Una terra di muri.
Il quadro della situazione israelo-palestinese, in questo inizio del 2010, presenta diverse e sostanziali novità.
La principale consiste nel fatto che la regione sta diventando una vera e propria “terra di muri”, considerato che lo scorso 10 gennaio il primo ministro israeliano ha manifestato la volontà israeliana di costruire una barriera lungo il confine con l’Egitto, mentre prosegue la costruzione del muro d’acciaio sotterraneo tra la Striscia di Gaza e l’Egitto, muro che mira a strangolare ancor più di quanto non sia adesso i Palestinesi della Striscia e la cui costruzione gode del finanziamento e della supervisione tecnica americani.
A ciò, ma non solo, è legato il netto peggioramento dei rapporti esistenti tra Hamas e il governo egiziano, mentre parallelamente un analogo peggioramento segnano le relazioni tra lo stato israeliano e la Turchia.

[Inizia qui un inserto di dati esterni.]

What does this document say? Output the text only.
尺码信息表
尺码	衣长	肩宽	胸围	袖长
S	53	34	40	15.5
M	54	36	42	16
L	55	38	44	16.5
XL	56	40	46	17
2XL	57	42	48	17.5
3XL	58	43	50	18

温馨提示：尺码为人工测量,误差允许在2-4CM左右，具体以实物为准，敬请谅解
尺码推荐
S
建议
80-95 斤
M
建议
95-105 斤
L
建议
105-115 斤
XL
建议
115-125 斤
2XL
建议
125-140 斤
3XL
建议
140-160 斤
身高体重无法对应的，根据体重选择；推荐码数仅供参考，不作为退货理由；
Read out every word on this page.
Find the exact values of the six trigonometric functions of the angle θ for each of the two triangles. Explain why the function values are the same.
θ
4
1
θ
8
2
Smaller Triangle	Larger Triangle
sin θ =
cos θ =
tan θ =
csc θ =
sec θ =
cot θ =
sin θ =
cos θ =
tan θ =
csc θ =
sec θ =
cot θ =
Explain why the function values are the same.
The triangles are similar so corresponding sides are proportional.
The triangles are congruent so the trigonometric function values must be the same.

Nel frattempo in Israele, non contenti dei massacri dell’operazione “Piombo Fuso”, i vertici militari meditano di sferrare nuovi e pesanti attacchi contro la Striscia di Gaza nell’illusione di distruggere definitivamente Hamas. Tutto questo nell’ottimo editoriale della redazione di Medarabnews qui riportato.
Israele-Palestina: una terra di muri … sull’orlo della guerra?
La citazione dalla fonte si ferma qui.